If we wanted to actually compute the values without using an approximation like what it says a few slides later, how should we go about doing it? Would we just try to parallelize it based on the diagnols and take the risk of cache misses? Or would it be faster to map it to another array, and try to compute it from there?

jcarchi

Mapping to another array wouldn't help since to compute the value A[i, j], you would need to compute both the values of A[i-1,j] and A[i, j-1] first. If avoiding cache misses is your goal, then a divide and conquer solution would work.

Take a look at this figure: http://imgur.com/PkLxEuD

We can divide the N x N array into 4 (2x2) quadrants of N/2 x N/2. We can then recursively solve each quadrant (shown by purple lines). We need to solve quadrant 1 first. Quadrant 2 and 3 can be solved in any order, or in parallel. We solve quadrant 4 last. Once we reach a threshold (ie a quadrant of size 100x100 elements), we can just solve that quadrant with a serial algorithm, sweeping from top to bottom, left to right.

Note that we can divide the N x N array into more than 4 quadrants. Any k x k division will work.

fgomezfr

@orangensaft Good point about optimizing cache layouts (if you plan on parallelizing along diagonals, you should probably arrange diagonally adjacent elements together in memory) but I think the issues here are more about the computational organization.

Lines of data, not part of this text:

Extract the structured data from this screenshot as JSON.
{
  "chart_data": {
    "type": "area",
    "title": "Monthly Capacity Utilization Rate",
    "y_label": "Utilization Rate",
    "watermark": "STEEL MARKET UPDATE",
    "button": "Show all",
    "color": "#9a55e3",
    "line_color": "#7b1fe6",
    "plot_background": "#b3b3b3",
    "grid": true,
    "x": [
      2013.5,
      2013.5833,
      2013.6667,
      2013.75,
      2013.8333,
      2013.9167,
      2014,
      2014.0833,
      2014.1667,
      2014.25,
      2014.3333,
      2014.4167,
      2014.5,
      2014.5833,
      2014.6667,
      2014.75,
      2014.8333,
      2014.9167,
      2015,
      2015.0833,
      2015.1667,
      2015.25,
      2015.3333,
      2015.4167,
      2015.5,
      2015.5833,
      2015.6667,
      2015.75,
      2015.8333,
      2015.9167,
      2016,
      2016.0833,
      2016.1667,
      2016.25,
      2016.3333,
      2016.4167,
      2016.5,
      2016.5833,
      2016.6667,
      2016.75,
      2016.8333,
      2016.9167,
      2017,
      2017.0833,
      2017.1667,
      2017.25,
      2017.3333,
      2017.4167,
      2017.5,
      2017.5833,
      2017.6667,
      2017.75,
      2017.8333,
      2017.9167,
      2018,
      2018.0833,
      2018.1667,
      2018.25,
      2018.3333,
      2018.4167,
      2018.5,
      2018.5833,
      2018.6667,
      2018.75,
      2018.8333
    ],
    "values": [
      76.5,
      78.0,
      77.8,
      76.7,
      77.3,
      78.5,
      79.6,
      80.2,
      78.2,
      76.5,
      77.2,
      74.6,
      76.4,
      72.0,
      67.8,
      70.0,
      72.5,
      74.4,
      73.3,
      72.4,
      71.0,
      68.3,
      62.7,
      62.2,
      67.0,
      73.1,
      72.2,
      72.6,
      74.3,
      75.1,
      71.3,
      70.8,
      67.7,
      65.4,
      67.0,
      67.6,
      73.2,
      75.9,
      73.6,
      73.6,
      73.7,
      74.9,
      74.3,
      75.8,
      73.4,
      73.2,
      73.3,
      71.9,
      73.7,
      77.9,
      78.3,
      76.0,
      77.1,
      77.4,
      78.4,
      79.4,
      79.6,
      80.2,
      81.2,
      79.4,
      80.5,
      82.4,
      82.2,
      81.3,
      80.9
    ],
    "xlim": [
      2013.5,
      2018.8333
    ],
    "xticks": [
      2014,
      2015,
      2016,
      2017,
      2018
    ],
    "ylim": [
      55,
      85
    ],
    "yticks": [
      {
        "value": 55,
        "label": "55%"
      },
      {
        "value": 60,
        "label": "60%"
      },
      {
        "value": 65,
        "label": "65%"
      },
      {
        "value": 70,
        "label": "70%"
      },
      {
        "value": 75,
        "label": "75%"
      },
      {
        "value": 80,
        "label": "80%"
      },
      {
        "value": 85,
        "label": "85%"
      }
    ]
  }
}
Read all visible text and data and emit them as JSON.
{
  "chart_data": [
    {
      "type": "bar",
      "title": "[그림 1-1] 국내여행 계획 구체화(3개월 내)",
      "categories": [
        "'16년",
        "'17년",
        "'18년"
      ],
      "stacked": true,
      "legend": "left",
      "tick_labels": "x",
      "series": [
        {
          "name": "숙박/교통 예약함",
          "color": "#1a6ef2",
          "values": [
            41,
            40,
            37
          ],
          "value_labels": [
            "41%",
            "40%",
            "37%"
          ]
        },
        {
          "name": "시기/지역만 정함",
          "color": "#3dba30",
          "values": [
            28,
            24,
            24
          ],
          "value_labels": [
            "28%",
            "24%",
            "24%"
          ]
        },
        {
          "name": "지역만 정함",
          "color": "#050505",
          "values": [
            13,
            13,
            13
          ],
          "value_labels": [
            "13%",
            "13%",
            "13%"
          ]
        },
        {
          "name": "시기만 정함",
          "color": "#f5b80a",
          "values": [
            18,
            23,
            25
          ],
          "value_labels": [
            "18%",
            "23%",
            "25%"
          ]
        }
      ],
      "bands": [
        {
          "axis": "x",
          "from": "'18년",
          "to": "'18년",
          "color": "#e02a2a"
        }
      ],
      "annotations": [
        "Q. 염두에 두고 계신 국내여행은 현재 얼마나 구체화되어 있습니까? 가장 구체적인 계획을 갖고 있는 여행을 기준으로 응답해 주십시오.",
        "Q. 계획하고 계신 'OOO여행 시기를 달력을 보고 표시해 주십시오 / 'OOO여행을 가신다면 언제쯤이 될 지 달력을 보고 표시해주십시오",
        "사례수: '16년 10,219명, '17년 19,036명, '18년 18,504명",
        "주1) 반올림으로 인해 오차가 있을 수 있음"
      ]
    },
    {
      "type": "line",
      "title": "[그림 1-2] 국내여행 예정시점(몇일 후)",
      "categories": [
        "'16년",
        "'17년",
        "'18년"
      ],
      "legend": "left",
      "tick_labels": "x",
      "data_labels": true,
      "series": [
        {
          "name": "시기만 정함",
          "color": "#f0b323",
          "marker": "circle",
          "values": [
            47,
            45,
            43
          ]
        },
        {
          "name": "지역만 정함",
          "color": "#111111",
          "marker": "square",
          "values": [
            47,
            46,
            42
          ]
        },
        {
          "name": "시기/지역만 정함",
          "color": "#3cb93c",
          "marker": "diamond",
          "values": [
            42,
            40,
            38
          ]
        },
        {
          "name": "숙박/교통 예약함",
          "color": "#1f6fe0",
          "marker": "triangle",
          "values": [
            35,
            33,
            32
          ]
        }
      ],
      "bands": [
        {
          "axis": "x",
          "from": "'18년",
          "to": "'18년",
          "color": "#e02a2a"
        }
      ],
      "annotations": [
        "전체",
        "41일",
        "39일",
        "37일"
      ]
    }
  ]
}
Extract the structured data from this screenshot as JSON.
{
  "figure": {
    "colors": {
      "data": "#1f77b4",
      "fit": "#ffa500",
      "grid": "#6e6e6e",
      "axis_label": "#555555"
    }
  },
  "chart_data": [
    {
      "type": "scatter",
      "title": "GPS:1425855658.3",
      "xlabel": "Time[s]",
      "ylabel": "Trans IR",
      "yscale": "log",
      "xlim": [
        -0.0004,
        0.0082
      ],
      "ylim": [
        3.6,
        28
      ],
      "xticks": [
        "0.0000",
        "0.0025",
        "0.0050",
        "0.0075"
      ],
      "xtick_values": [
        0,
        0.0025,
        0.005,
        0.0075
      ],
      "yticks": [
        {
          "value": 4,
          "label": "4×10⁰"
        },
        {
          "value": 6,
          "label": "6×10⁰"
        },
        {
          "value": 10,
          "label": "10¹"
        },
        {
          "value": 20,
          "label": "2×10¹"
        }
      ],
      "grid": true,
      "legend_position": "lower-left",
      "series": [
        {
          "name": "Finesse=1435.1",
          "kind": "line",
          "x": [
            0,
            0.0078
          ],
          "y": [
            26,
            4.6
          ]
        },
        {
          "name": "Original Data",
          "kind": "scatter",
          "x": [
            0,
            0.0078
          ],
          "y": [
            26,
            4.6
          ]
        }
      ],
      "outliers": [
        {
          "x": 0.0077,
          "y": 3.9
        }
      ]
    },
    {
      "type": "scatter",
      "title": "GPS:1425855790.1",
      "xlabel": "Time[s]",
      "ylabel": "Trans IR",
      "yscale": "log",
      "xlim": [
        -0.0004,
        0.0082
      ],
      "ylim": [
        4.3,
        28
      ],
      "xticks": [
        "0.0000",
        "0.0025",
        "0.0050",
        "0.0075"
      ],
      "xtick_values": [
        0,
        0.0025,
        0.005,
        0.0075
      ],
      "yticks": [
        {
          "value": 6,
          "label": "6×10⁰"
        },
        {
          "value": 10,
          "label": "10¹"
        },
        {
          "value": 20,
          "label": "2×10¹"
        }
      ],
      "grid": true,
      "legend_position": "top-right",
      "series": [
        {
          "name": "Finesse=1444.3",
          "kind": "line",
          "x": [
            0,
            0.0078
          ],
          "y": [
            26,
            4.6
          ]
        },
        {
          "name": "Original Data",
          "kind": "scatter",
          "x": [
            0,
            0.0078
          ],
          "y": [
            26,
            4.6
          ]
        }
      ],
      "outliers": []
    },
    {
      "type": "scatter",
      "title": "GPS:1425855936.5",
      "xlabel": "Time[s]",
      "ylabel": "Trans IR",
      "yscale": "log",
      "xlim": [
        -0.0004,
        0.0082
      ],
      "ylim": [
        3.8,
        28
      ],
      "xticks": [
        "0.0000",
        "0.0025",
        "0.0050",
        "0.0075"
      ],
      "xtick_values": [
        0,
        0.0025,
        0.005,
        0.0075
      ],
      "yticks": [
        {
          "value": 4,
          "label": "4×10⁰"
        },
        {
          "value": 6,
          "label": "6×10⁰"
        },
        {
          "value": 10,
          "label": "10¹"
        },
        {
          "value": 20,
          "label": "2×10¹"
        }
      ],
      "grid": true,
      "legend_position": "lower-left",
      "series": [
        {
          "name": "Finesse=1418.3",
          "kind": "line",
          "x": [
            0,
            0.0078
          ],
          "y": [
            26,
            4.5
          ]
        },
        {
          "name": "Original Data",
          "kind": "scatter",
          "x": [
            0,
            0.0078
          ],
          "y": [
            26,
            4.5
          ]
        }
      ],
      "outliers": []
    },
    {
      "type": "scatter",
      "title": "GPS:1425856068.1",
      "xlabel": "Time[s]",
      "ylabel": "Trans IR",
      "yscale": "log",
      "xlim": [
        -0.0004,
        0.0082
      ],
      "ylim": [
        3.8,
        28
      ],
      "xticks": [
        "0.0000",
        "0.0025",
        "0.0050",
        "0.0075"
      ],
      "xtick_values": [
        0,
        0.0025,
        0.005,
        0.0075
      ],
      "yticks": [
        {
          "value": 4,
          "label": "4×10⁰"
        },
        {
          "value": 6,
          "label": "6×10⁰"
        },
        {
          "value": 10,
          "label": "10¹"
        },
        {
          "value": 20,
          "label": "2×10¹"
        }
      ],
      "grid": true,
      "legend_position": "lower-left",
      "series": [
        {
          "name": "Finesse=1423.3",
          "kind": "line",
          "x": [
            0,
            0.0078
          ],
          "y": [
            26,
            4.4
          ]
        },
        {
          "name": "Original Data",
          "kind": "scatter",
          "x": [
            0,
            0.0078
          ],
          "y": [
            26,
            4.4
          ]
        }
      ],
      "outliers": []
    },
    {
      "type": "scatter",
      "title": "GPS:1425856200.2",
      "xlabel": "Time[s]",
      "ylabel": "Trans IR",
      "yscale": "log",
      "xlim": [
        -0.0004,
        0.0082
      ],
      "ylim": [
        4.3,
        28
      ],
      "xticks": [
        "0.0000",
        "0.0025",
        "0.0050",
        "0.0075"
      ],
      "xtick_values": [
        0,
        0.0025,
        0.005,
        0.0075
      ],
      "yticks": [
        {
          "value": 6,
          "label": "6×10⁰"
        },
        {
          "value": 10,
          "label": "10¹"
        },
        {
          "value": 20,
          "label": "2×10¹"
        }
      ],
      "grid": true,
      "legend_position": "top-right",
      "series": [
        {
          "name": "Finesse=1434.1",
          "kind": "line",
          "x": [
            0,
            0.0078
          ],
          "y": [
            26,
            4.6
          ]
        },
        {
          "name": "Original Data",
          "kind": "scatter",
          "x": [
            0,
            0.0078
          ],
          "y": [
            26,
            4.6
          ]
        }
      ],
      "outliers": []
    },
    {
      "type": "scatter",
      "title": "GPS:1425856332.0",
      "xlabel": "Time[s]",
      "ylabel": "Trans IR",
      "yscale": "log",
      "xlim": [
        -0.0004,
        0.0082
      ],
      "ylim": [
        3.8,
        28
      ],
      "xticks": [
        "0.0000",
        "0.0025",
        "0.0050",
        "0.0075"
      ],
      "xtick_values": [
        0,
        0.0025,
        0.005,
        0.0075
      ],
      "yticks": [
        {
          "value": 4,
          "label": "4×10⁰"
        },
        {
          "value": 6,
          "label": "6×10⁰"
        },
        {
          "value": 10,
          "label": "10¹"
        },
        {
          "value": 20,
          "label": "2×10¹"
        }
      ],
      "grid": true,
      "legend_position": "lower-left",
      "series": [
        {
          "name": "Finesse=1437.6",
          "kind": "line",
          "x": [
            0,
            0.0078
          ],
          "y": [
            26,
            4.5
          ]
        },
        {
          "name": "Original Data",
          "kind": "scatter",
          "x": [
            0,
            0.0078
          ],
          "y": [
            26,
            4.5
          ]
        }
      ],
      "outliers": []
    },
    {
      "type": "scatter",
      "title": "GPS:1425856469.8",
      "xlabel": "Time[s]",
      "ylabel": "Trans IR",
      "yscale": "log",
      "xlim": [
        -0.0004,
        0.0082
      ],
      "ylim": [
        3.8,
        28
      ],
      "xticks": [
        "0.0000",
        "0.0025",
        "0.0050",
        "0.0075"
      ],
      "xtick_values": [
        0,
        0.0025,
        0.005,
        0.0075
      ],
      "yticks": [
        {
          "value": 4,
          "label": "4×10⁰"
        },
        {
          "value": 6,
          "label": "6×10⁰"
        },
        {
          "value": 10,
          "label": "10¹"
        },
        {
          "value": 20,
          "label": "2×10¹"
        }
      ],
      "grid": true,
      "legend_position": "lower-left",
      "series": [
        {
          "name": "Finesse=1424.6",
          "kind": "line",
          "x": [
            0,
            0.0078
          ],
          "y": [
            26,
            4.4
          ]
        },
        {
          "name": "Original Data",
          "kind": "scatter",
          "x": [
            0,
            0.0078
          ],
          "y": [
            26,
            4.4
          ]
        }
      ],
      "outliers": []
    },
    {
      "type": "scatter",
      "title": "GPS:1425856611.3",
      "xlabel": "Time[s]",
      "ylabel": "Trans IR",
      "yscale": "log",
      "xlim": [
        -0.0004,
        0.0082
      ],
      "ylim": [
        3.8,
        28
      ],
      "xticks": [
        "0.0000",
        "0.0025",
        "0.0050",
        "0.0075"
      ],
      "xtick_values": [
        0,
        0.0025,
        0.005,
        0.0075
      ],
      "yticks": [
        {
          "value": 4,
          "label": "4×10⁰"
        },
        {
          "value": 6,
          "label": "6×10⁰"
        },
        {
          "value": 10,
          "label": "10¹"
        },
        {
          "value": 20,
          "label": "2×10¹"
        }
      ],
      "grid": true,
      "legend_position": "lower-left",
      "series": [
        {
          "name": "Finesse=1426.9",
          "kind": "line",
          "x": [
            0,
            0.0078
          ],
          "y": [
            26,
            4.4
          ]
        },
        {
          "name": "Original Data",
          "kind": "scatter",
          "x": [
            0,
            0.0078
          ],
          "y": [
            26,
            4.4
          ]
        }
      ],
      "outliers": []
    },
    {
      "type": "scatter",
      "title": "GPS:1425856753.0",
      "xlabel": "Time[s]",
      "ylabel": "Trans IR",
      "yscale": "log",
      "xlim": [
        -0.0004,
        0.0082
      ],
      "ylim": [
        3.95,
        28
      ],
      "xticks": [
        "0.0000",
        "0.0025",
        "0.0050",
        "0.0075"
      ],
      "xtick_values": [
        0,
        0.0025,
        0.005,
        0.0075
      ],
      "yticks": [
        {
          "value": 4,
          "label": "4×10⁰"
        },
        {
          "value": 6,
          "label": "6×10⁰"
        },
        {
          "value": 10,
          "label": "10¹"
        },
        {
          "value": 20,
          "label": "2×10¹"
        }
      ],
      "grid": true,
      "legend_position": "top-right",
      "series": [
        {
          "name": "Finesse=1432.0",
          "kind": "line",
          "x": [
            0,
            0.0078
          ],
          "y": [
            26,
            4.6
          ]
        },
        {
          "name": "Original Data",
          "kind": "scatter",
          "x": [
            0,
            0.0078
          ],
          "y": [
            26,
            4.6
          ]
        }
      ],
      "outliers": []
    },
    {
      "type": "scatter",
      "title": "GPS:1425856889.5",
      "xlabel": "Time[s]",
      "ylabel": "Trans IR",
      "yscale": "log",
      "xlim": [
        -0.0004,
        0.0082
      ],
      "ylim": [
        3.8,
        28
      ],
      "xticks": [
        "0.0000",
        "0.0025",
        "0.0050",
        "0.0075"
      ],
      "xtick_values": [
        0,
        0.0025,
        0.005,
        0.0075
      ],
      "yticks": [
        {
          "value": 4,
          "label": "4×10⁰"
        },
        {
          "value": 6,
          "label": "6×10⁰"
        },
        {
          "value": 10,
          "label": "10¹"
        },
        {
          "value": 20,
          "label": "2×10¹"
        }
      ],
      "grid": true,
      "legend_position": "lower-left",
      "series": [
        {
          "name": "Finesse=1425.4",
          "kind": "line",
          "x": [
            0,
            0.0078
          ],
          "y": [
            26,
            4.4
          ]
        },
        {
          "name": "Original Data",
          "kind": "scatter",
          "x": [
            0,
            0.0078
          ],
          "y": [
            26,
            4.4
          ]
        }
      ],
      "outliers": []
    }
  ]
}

The problems mentioned on the slide are that there is not much parallelism early - the diagonals are not the same length, the first few are very short - and if you plan to do each diagonal as one parallel task, you need a barrier after each one (to sync up data for the next diagonal).

If you are targeting a high SIMD-width machine (like a GPU) and you have a large array (so you don't care too much about the first/last few diagonals) you might just go ahead and do each diagonal (e.g. as a CUDA block) but again you need to deal with barriers.

@jcarchi's idea is promising, but you can take it a step further. The recursive division doesn't gain you much, because you always need to process the top-left quadrant first, then spread outwards. But you've noted that quadrants two and three are independent, given that quadrant one is finished. More generally, you can always sweep a section left-to-right without stopping as long as everything above is already done; and you can sweep top-to-bottom as long as everything to the left is finished. So you might do something on a multi-core CPU like spawn a thread which processes the first row (or several), sweeping left-to-right. Once the first column (or several, with a SIMD machine) are finished, you can spawn a second thread which sweeps top-to-bottom along the left edge. You can continue in this fashion, filling in stripes in the middle, but each thread has to be careful not to get ahead of previous threads.

There are different strategies, but the important part is that the top-to-bottom, left-to-right dependency limits parallelism, not the memory layout (which you can control).